In Uganda, health services in public facilities are allegedly free. Based on a referral basis, quite often healthcare workers extract money from their clients based on the sheer desperation of the patient. Too often, children are put in compromising situations. Costly surgeries are the only alternative to life-saving treatment.
In 2012, a volunteer from Canada was working in Uganda when he came across a distressed father, begging for help for his sick daughter. As it turns out, the man's daughter wasn't merely sick, but in fact, fighting a battle with cancer.
“She had a lower lumbar tumor the size of a mango. We went together to the main hospital and found that they had no supplies or equipment to carry out the necessary tests to determine what to do,” explained the Canadian volunteer in an email to PWB.
After a short, stressful search, the man from Canada took the father to a private clinic across the street, where they would provide a service that could do a biopsy of the tumour. Once the tumor was identified, they would then proceed to surgically remove it. The entire process, from the consultation to the final surgery cost just $250.00, a colossal amount for this man and others like him in Uganda, where World Bank reported that almost 20 percent of people in Uganda live below the poverty line.
It was this incident, along with a few more, that positioned this volunteer from Canada to do more. That volunteer was Glenn Pascoe, the co-founder of One4Another (O4A). In 2012, alongside his sister, Wendy Hayhoe, Pascoe created the organization as a means to give back through health and medicinal treatment to individuals who might otherwise never get it. Due to intense levels of poverty in Uganda, many parents, though willing, are unable to afford treatment for their children.
Today, O4A operates as a registered charity, providing children with debilitating conditions and diseases the surgical care and rehabilitation they need to function positively in society. “Witnessing their suffering prompted an ethical moment: we could either carry on and become desensitized or allow it in, to get a hold of us, and ground us in a deep sense of purpose,” said Pascoe. “Realizing that we had the power to alleviate the suffering of kids in Uganda not doing something would have been detrimental to our own well-being.”

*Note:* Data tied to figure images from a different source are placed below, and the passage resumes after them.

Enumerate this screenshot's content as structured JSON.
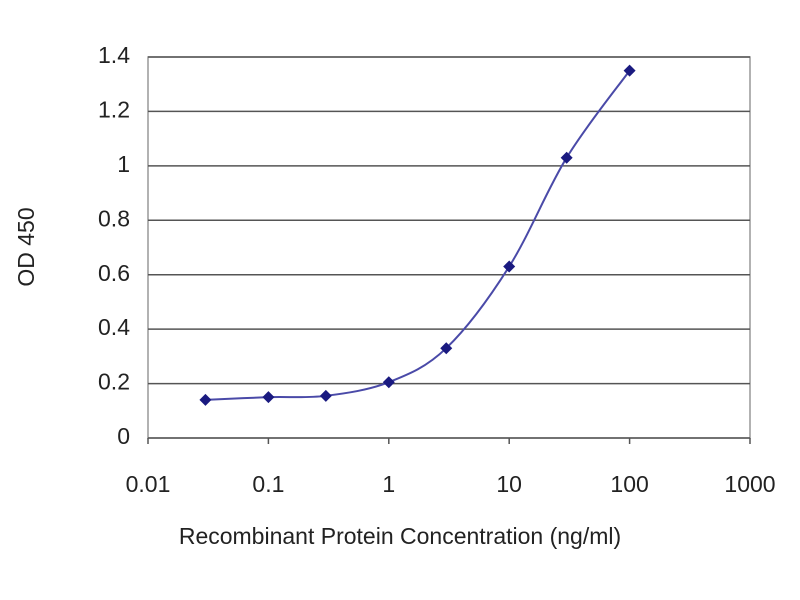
{
  "chart_data": {
    "type": "line",
    "x_label": "Recombinant Protein Concentration (ng/ml)",
    "y_label": "OD 450",
    "x": [
      0.03,
      0.1,
      0.3,
      1,
      3,
      10,
      30,
      100
    ],
    "series": [
      {
        "values": [
          0.14,
          0.15,
          0.155,
          0.205,
          0.33,
          0.63,
          1.03,
          1.35
        ],
        "color": "#1a1a80",
        "line_color": "#4a4aa8"
      }
    ],
    "x_scale": "log",
    "xlim": [
      0.01,
      1000
    ],
    "xticks": [
      0.01,
      0.1,
      1,
      10,
      100,
      1000
    ],
    "ylim": [
      0,
      1.4
    ],
    "yticks": [
      0,
      0.2,
      0.4,
      0.6,
      0.8,
      1,
      1.2,
      1.4
    ],
    "grid": true
  }
}
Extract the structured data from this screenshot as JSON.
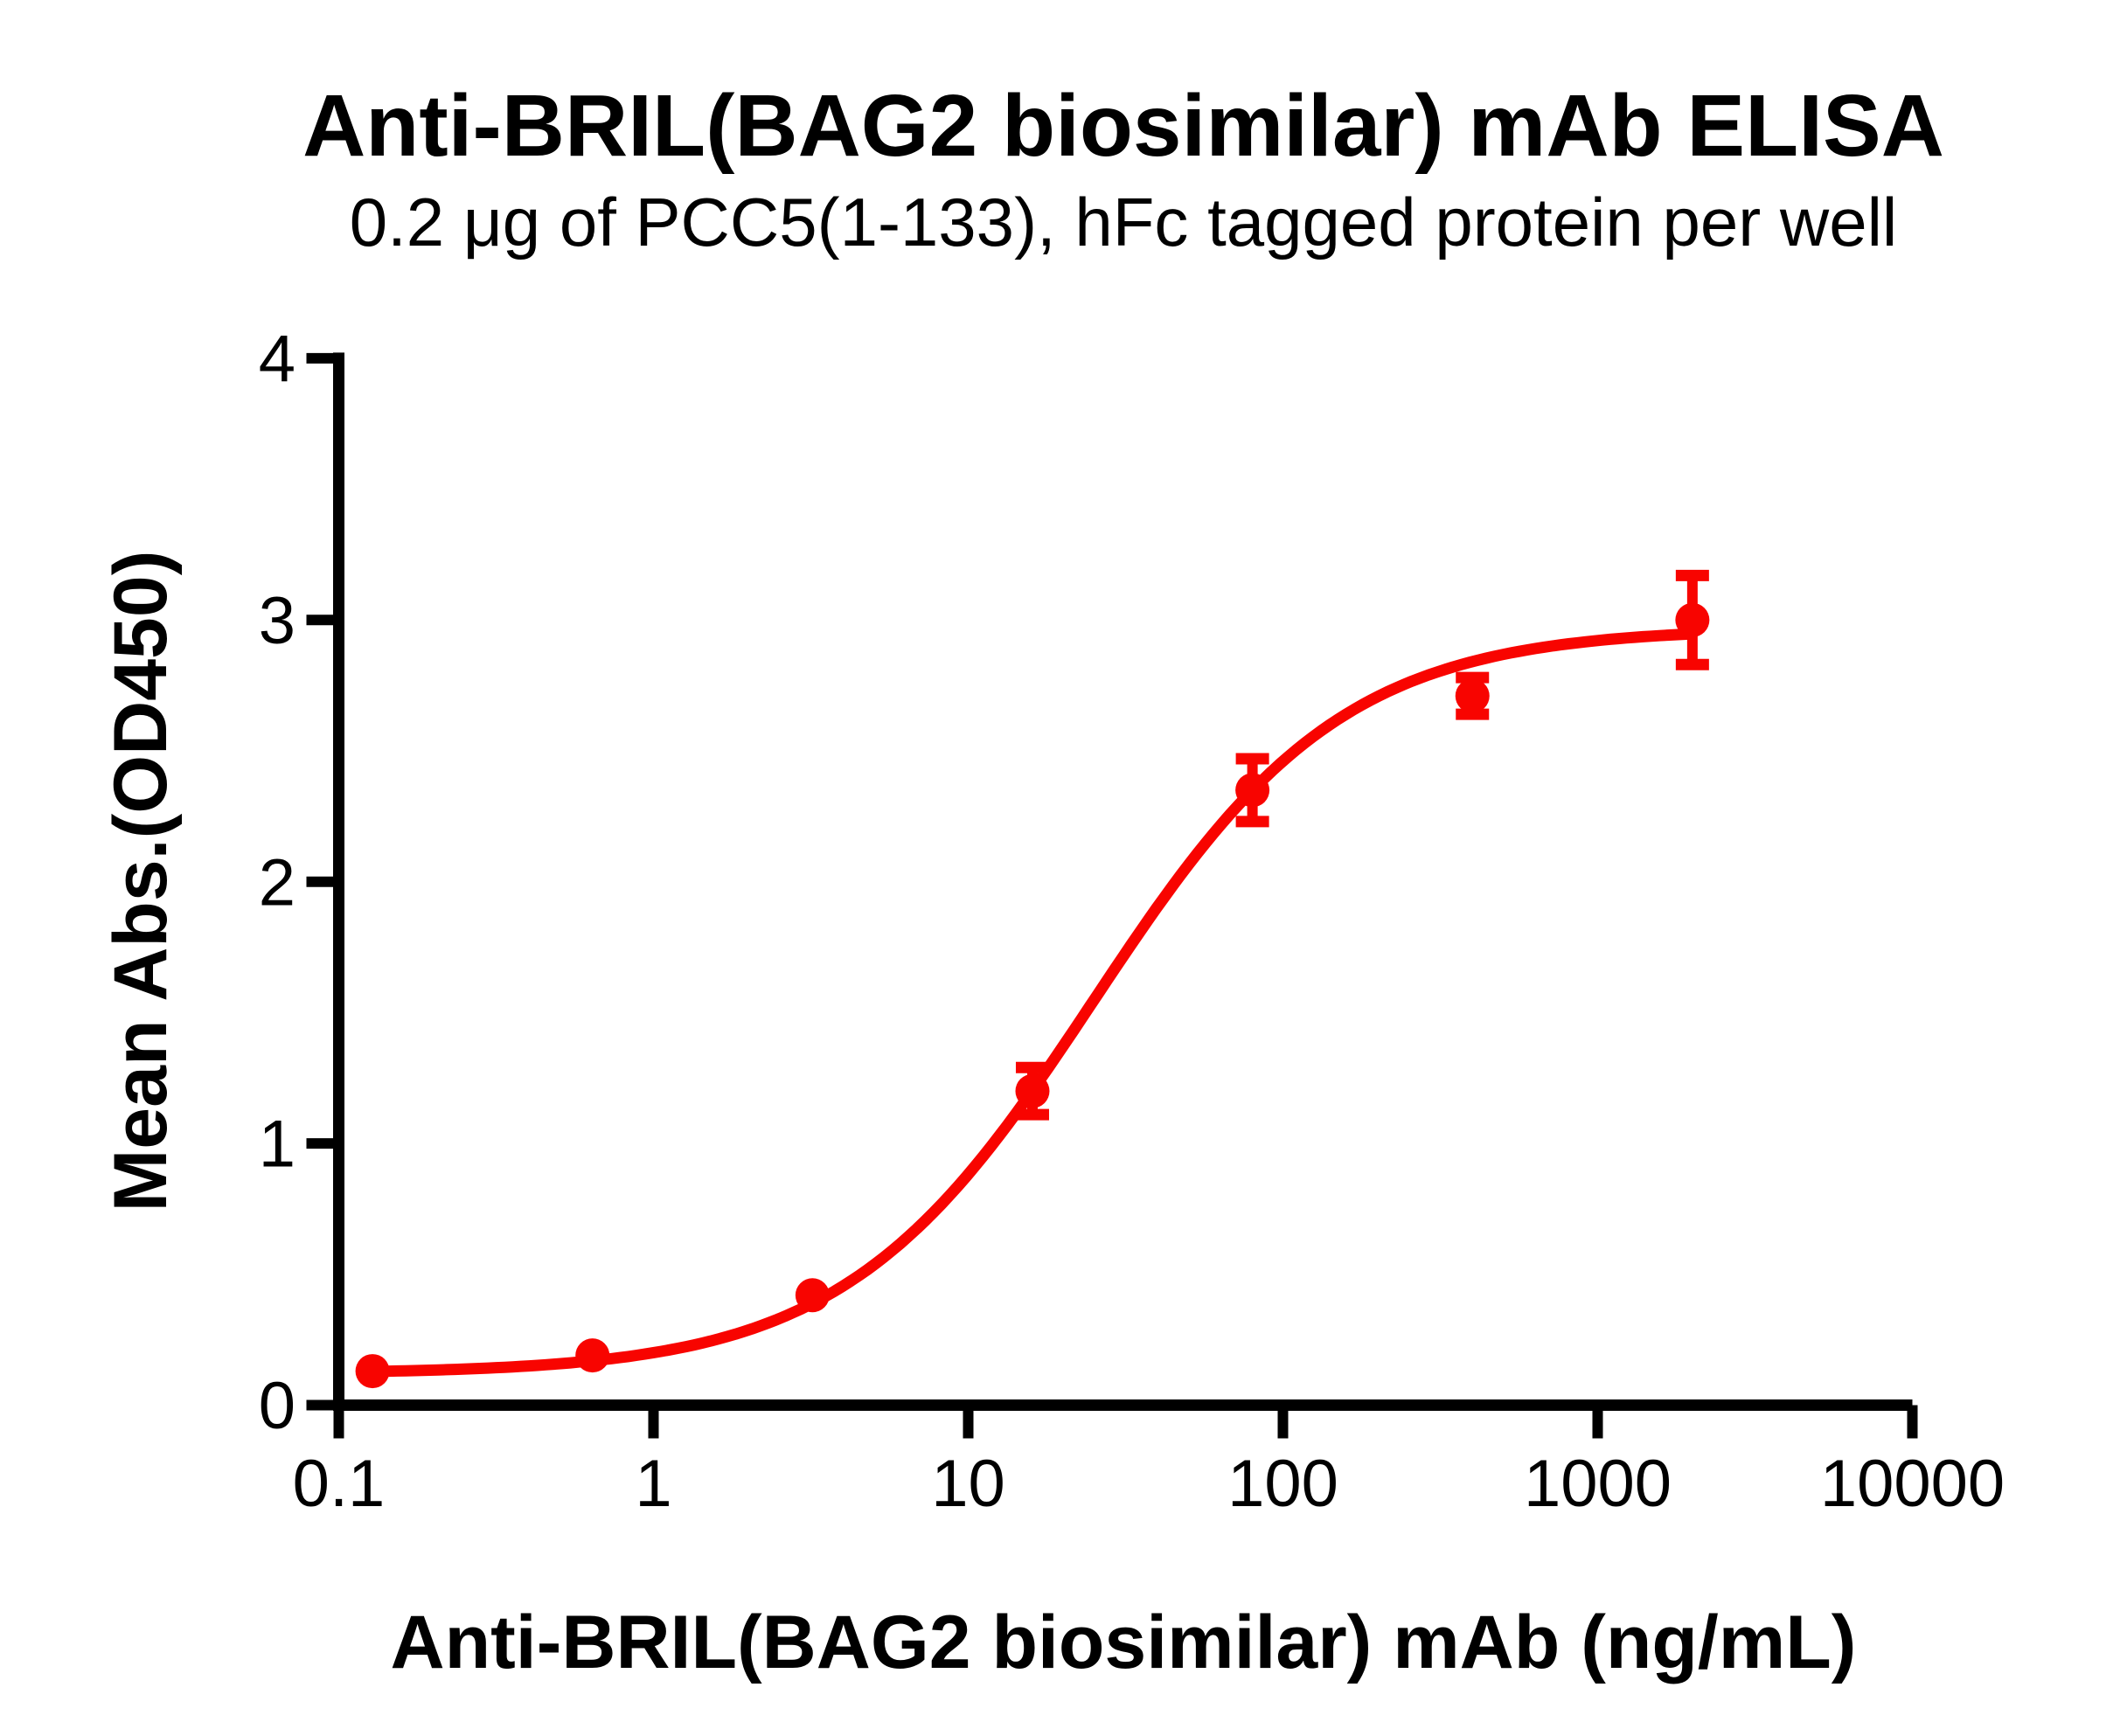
{
  "figure": {
    "background": "#ffffff"
  },
  "chart_data": {
    "type": "scatter",
    "title": "Anti-BRIL(BAG2 biosimilar) mAb ELISA",
    "subtitle": "0.2 μg of PCC5(1-133), hFc tagged protein per well",
    "xlabel": "Anti-BRIL(BAG2 biosimilar) mAb (ng/mL)",
    "ylabel": "Mean Abs.(OD450)",
    "x_scale": "log10",
    "xlim": [
      0.1,
      10000
    ],
    "ylim": [
      0,
      4
    ],
    "grid": false,
    "legend": "none",
    "axis_color": "#000000",
    "text_color": "#000000",
    "x_ticks": [
      {
        "value": 0.1,
        "label": "0.1"
      },
      {
        "value": 1,
        "label": "1"
      },
      {
        "value": 10,
        "label": "10"
      },
      {
        "value": 100,
        "label": "100"
      },
      {
        "value": 1000,
        "label": "1000"
      },
      {
        "value": 10000,
        "label": "10000"
      }
    ],
    "y_ticks": [
      {
        "value": 0,
        "label": "0"
      },
      {
        "value": 1,
        "label": "1"
      },
      {
        "value": 2,
        "label": "2"
      },
      {
        "value": 3,
        "label": "3"
      },
      {
        "value": 4,
        "label": "4"
      }
    ],
    "series": [
      {
        "name": "Anti-BRIL(BAG2 biosimilar) mAb",
        "marker": "circle",
        "color": "#f80400",
        "points": [
          {
            "x": 0.128,
            "y": 0.13,
            "err": 0
          },
          {
            "x": 0.64,
            "y": 0.19,
            "err": 0
          },
          {
            "x": 3.2,
            "y": 0.42,
            "err": 0
          },
          {
            "x": 16,
            "y": 1.2,
            "err": 0.09
          },
          {
            "x": 80,
            "y": 2.35,
            "err": 0.12
          },
          {
            "x": 400,
            "y": 2.71,
            "err": 0.07
          },
          {
            "x": 2000,
            "y": 3.0,
            "err": 0.17
          }
        ],
        "fit_curve": {
          "model": "4PL",
          "bottom": 0.12,
          "top": 2.97,
          "ec50_ng_ml": 25,
          "hill": 1.1,
          "x_start": 0.128,
          "x_end": 2000
        }
      }
    ]
  }
}
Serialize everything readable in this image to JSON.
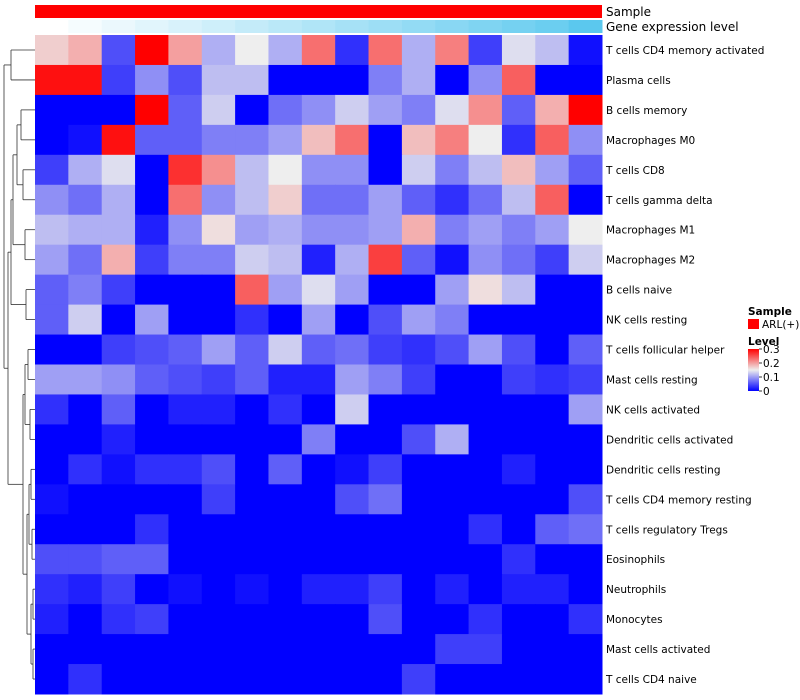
{
  "chart_data": {
    "type": "heatmap",
    "annotations": {
      "sample_label": "Sample",
      "expression_label": "Gene expression level",
      "sample_color": "#ff0000",
      "expression_colors": [
        "#ffffff",
        "#5bc8ee"
      ]
    },
    "rows": [
      "T cells CD4 memory activated",
      "Plasma cells",
      "B cells memory",
      "Macrophages M0",
      "T cells CD8",
      "T cells gamma delta",
      "Macrophages M1",
      "Macrophages M2",
      "B cells naive",
      "NK cells resting",
      "T cells follicular helper",
      "Mast cells resting",
      "NK cells activated",
      "Dendritic cells activated",
      "Dendritic cells resting",
      "T cells CD4 memory resting",
      "T cells regulatory  Tregs",
      "Eosinophils",
      "Neutrophils",
      "Monocytes",
      "Mast cells activated",
      "T cells CD4 naive"
    ],
    "values": [
      [
        0.17,
        0.19,
        0.05,
        0.3,
        0.2,
        0.11,
        0.15,
        0.11,
        0.23,
        0.03,
        0.23,
        0.11,
        0.22,
        0.04,
        0.14,
        0.12,
        0.01
      ],
      [
        0.29,
        0.29,
        0.04,
        0.09,
        0.05,
        0.12,
        0.12,
        0.0,
        0.0,
        0.0,
        0.08,
        0.11,
        0.0,
        0.09,
        0.24,
        0.0,
        0.0
      ],
      [
        0.0,
        0.0,
        0.0,
        0.3,
        0.06,
        0.13,
        0.0,
        0.07,
        0.09,
        0.13,
        0.1,
        0.08,
        0.14,
        0.21,
        0.06,
        0.19,
        0.3
      ],
      [
        0.0,
        0.01,
        0.29,
        0.06,
        0.06,
        0.08,
        0.08,
        0.1,
        0.18,
        0.23,
        0.0,
        0.18,
        0.22,
        0.15,
        0.03,
        0.24,
        0.09
      ],
      [
        0.04,
        0.11,
        0.14,
        0.0,
        0.27,
        0.21,
        0.12,
        0.15,
        0.09,
        0.09,
        0.0,
        0.13,
        0.08,
        0.12,
        0.18,
        0.1,
        0.06
      ],
      [
        0.09,
        0.07,
        0.11,
        0.0,
        0.23,
        0.09,
        0.12,
        0.17,
        0.07,
        0.07,
        0.1,
        0.06,
        0.03,
        0.07,
        0.12,
        0.24,
        0.0
      ],
      [
        0.12,
        0.11,
        0.11,
        0.02,
        0.09,
        0.16,
        0.1,
        0.11,
        0.09,
        0.09,
        0.1,
        0.19,
        0.08,
        0.1,
        0.08,
        0.1,
        0.15
      ],
      [
        0.1,
        0.07,
        0.19,
        0.04,
        0.08,
        0.08,
        0.13,
        0.12,
        0.02,
        0.11,
        0.26,
        0.06,
        0.01,
        0.09,
        0.07,
        0.04,
        0.13
      ],
      [
        0.06,
        0.08,
        0.04,
        0.0,
        0.0,
        0.0,
        0.24,
        0.1,
        0.14,
        0.1,
        0.0,
        0.0,
        0.1,
        0.16,
        0.12,
        0.0,
        0.0
      ],
      [
        0.06,
        0.13,
        0.0,
        0.1,
        0.0,
        0.0,
        0.03,
        0.0,
        0.1,
        0.0,
        0.05,
        0.1,
        0.08,
        0.0,
        0.0,
        0.0,
        0.0
      ],
      [
        0.0,
        0.0,
        0.04,
        0.05,
        0.06,
        0.1,
        0.06,
        0.13,
        0.06,
        0.07,
        0.04,
        0.03,
        0.05,
        0.1,
        0.05,
        0.0,
        0.06
      ],
      [
        0.1,
        0.1,
        0.09,
        0.06,
        0.05,
        0.04,
        0.06,
        0.02,
        0.02,
        0.1,
        0.08,
        0.04,
        0.0,
        0.0,
        0.04,
        0.03,
        0.04
      ],
      [
        0.03,
        0.0,
        0.06,
        0.0,
        0.02,
        0.02,
        0.0,
        0.03,
        0.0,
        0.13,
        0.0,
        0.0,
        0.0,
        0.0,
        0.0,
        0.0,
        0.1
      ],
      [
        0.0,
        0.0,
        0.02,
        0.0,
        0.0,
        0.0,
        0.0,
        0.0,
        0.08,
        0.0,
        0.0,
        0.05,
        0.11,
        0.0,
        0.0,
        0.0,
        0.0
      ],
      [
        0.0,
        0.03,
        0.01,
        0.03,
        0.03,
        0.05,
        0.0,
        0.06,
        0.0,
        0.01,
        0.04,
        0.0,
        0.0,
        0.0,
        0.02,
        0.0,
        0.0
      ],
      [
        0.01,
        0.0,
        0.0,
        0.0,
        0.0,
        0.04,
        0.0,
        0.0,
        0.0,
        0.05,
        0.07,
        0.0,
        0.0,
        0.0,
        0.0,
        0.0,
        0.05
      ],
      [
        0.0,
        0.0,
        0.0,
        0.03,
        0.0,
        0.0,
        0.0,
        0.0,
        0.0,
        0.0,
        0.0,
        0.0,
        0.0,
        0.03,
        0.0,
        0.06,
        0.07
      ],
      [
        0.05,
        0.05,
        0.06,
        0.06,
        0.0,
        0.0,
        0.0,
        0.0,
        0.0,
        0.0,
        0.0,
        0.0,
        0.0,
        0.0,
        0.03,
        0.0,
        0.0
      ],
      [
        0.03,
        0.02,
        0.04,
        0.0,
        0.01,
        0.0,
        0.01,
        0.0,
        0.02,
        0.02,
        0.04,
        0.0,
        0.02,
        0.0,
        0.02,
        0.02,
        0.0
      ],
      [
        0.02,
        0.0,
        0.03,
        0.04,
        0.0,
        0.0,
        0.0,
        0.0,
        0.0,
        0.0,
        0.05,
        0.0,
        0.0,
        0.03,
        0.0,
        0.0,
        0.03
      ],
      [
        0.0,
        0.0,
        0.0,
        0.0,
        0.0,
        0.0,
        0.0,
        0.0,
        0.0,
        0.0,
        0.0,
        0.0,
        0.04,
        0.04,
        0.0,
        0.0,
        0.0
      ],
      [
        0.0,
        0.03,
        0.0,
        0.0,
        0.0,
        0.0,
        0.0,
        0.0,
        0.0,
        0.0,
        0.0,
        0.04,
        0.0,
        0.0,
        0.0,
        0.0,
        0.0
      ]
    ],
    "expression_levels": [
      0.0,
      0.06,
      0.12,
      0.18,
      0.24,
      0.3,
      0.36,
      0.42,
      0.48,
      0.54,
      0.6,
      0.66,
      0.72,
      0.78,
      0.84,
      0.9,
      1.0
    ],
    "color_scale": {
      "min": 0,
      "max": 0.3,
      "stops": [
        {
          "value": 0,
          "color": "#0000ff"
        },
        {
          "value": 0.15,
          "color": "#eeeeee"
        },
        {
          "value": 0.3,
          "color": "#ff0000"
        }
      ]
    },
    "legend": {
      "sample_title": "Sample",
      "sample_entry": "ARL(+)",
      "level_title": "Level",
      "ticks": [
        {
          "value": 0.3,
          "label": "0.3"
        },
        {
          "value": 0.2,
          "label": "0.2"
        },
        {
          "value": 0.1,
          "label": "0.1"
        },
        {
          "value": 0,
          "label": "0"
        }
      ]
    }
  }
}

One of these children was a four-year-old girl named Viola. Born with a left clubbed foot, Viola had a hard time walking. Thanks to O4A, a few months later, Viola received surgery on her foot, allowing her to walk without further difficulty. O4A performs a number of life-changing operations and treatment for preventable conditions, including osteomyelitis (bone infections), hernias, growths and tumors, cleft palates, fractures and trauma, burn contractures, and even amputations.
O4A changes the lives of the children they support, but they also shift the perceptions of the volunteers and people in the community. For Scout Hebinck, a photographer who worked with O4A on behalf of Photographers Without Borders, her trip to Uganda continues to resonate with her to this day. One of the reasons was because of the nurses that help run the organization.
“Toni and Olivia were my Ugandan counterparts who make O4A actually happen and run smoothly like no other nonprofit could possibly run," Hebinck said. "They both spend countless hours making sure children get to their appointments, to the surgery, and all the follow up after surgery as well as home visits and medication dispensing. Without their never-ending love, sleepless nights and altruistic care, these surgeries could never happen in the first place.”
In Uganda, surgeries are often paid out of pocket by people who live in severe poverty, with procedures costing between $200 and $1,000 for children. With the help from O4A, more surgical care is available for the children who desperately need it.
Through partnerships with clinics, hospitals, surgeons, and donations, O4A now helps around 10 to 15 children a month.